Source: The SAS Data Science Blog (https://blogs.sas.com/content/subconsciousmusings/2020/12/09/machine-learning-algorithm-use/)
2.2 The Case for Machine Learning
If you already use standard modeling practices why should you learn machine learning? That question should be answered by a large group of statisticians arguing at a conference, but in the mean time, I am going to give a few brief arguments for Machine learning to be more widely used in social sciences. Machine learning is worth the time to learn because it can help alleviate some of the systemic replication issues in psychology and other fields as it is a more analytic process of making claims with data. It also allows for prediction instead of just inference. Current modeling practices often have some form of subjective decision making. We choose a theory a priori, we run some tests that are designed to support our theory (in principle we run tests that challenge our theory but in reality we often set ourselves up to do the opposite, if we are doing null hypothesis testing), and there are countless decisions we make in the meantime to shape the data into results consistent with our theory. Machine learning bypasses some of this by letting the analysis follow the data, using the characteristics of the data to make some of those decisions rather than human subjectivity.
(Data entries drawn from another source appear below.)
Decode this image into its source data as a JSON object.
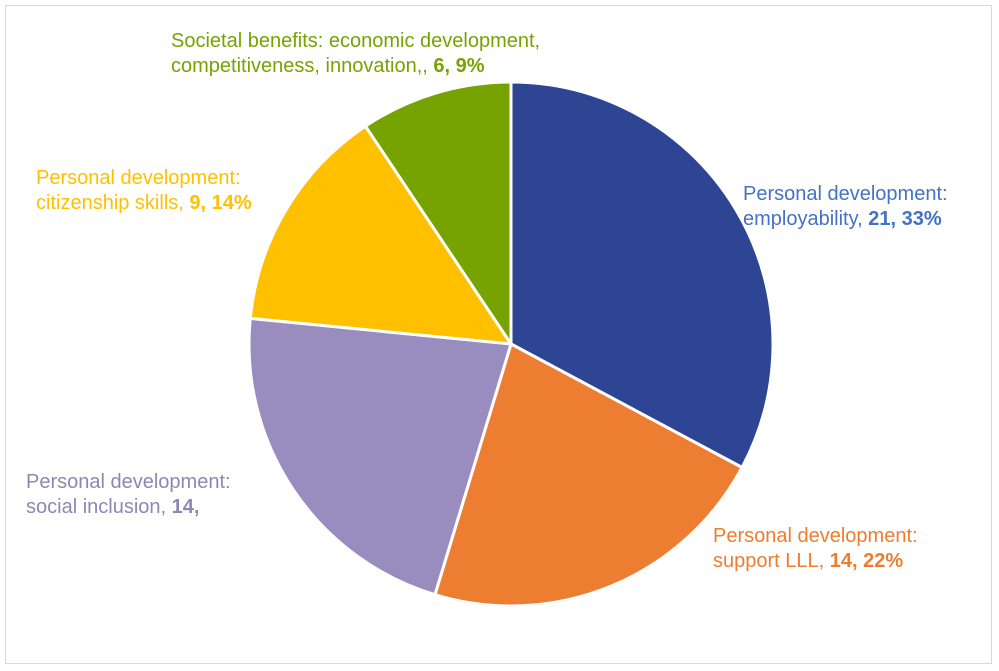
{
  "chart_data": {
    "type": "pie",
    "title": "",
    "slices": [
      {
        "category_line1": "Personal development:",
        "category_line2": "employability",
        "value": 21,
        "percent": "33%",
        "color": "#2E4593"
      },
      {
        "category_line1": "Personal development:",
        "category_line2": "support LLL",
        "value": 14,
        "percent": "22%",
        "color": "#ED7D31"
      },
      {
        "category_line1": "Personal development:",
        "category_line2": "social inclusion",
        "value": 14,
        "percent": "",
        "color": "#998CBE"
      },
      {
        "category_line1": "Personal development:",
        "category_line2": "citizenship skills",
        "value": 9,
        "percent": "14%",
        "color": "#FFC000"
      },
      {
        "category_line1": "Societal benefits: economic development,",
        "category_line2": "competitiveness, innovation,",
        "value": 6,
        "percent": "9%",
        "color": "#77A300"
      }
    ],
    "label_colors": [
      "#4472C4",
      "#ED7D31",
      "#8E87B4",
      "#FFC000",
      "#77A300"
    ],
    "legend": "none"
  }
}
While primary research on the pros and cons of machine learning is an emerging field multiple studies have found benefits over traditional methods (Medeiros et al. 2021; Grant et al. 2022). Some sources suggest integrating standard modeling practices with machine learning to get the most accurate results (Rajula et al. 2020).
* Even in iterative analyses, where information from one step is used to inform the analytic decision at the next step you still need to specify the terms of each step of that iterative process before you run it. Unlike Machine learning, which is adaptive and can automatically adjust and learn based on the data.